On the other hand, you may or may not want the same result with crossover. While I'm not convinced that your current method is better or worse, one alternative could be to choose a level in the tree each with equal probability, then choose a node from within that level. This has the opposite problem, in a way - the root node has a much greater probability of being chosen than any one of the leaf nodes. Just something to think about.

Well then, I'll use the same method I am now for Mutation, but for Cross-Over, I'll use some sort of curve, so that it will be more likely to select nodes at a middle depth.

Quote:
Original post by kwatz
Quote:
Original post by Nathaniel Hammen
Mutation
For mutation, I delete the selected node and just build random nodes as I do when creating the tree in the first place.

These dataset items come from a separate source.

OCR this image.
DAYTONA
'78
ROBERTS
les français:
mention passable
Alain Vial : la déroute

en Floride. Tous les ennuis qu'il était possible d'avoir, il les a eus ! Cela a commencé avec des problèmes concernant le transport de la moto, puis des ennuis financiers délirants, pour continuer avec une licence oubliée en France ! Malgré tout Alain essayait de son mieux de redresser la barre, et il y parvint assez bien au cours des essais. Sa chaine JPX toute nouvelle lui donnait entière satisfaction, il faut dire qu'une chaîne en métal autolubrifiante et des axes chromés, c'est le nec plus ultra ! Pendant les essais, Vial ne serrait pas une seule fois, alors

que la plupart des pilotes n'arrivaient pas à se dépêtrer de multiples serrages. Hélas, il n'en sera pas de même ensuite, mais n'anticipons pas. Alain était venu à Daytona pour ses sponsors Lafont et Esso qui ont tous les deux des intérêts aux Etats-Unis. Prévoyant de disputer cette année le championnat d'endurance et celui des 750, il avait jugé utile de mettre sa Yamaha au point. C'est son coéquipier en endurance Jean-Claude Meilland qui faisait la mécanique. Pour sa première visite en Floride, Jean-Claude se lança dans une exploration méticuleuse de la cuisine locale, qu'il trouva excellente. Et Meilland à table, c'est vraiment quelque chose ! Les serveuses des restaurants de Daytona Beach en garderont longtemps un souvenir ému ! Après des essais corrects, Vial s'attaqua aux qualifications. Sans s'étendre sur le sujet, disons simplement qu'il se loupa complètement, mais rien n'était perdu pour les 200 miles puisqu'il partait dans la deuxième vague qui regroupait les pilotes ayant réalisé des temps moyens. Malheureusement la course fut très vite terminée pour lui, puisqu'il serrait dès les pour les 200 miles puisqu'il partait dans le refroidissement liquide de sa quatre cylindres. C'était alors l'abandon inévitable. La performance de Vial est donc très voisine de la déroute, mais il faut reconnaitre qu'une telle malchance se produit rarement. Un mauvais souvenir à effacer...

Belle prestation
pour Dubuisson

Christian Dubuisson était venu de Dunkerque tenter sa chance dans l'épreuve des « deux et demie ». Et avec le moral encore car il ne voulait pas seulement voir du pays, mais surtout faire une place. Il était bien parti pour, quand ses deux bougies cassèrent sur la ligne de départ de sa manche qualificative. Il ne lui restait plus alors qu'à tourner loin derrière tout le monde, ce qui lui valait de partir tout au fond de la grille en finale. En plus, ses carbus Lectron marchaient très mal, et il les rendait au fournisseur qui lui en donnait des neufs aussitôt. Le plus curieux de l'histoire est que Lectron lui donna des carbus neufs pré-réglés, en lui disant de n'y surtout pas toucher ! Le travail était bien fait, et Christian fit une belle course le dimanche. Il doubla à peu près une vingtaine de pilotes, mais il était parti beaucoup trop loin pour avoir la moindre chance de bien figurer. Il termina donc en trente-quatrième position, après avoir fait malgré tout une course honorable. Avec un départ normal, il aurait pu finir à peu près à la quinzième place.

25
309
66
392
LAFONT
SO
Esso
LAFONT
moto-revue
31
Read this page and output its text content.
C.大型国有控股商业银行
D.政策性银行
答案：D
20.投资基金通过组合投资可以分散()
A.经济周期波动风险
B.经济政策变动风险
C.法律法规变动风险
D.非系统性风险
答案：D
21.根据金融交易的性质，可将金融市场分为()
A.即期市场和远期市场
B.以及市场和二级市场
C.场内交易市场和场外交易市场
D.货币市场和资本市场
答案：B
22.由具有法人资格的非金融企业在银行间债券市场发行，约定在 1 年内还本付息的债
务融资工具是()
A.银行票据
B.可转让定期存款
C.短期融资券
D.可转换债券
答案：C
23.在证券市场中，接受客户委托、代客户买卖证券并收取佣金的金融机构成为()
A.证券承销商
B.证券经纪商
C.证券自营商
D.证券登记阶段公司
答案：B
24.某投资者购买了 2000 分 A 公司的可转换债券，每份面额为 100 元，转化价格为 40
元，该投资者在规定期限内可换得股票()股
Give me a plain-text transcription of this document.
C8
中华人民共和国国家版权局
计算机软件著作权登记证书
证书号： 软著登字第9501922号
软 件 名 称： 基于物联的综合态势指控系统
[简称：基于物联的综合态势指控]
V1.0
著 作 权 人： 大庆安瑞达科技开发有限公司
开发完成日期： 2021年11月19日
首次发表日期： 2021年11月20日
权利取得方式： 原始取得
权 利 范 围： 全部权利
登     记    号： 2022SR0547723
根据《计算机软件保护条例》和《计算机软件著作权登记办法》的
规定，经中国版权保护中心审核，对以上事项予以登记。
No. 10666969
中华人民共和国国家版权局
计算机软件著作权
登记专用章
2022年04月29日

Something to consider that draws on my note above would be to change only the node itself instead of removing the entire subtree and replacing it. This would require the new node to take the same number of arguments as the old node, but it's arguably a smaller change.

For some functions, such as an if statement, that function is the only one with the same number and types of inputs... No change would occur.

Quote:
Original post by kwatz
Are you able to characterize the problem you're having with your results at all? For example, is the population converging to a bad solution, or is it running for many, many generations and never producing a good solution, or perhaps some other problem?

Hmmm... I never tried to characterize it. All I know is that it always either got the answer in under 50 generations, or would never come up with anything useful. However, the never coming up with anything was pretty rare; it's just that, when it did, it ran for a longer time, before I decided to make it give up.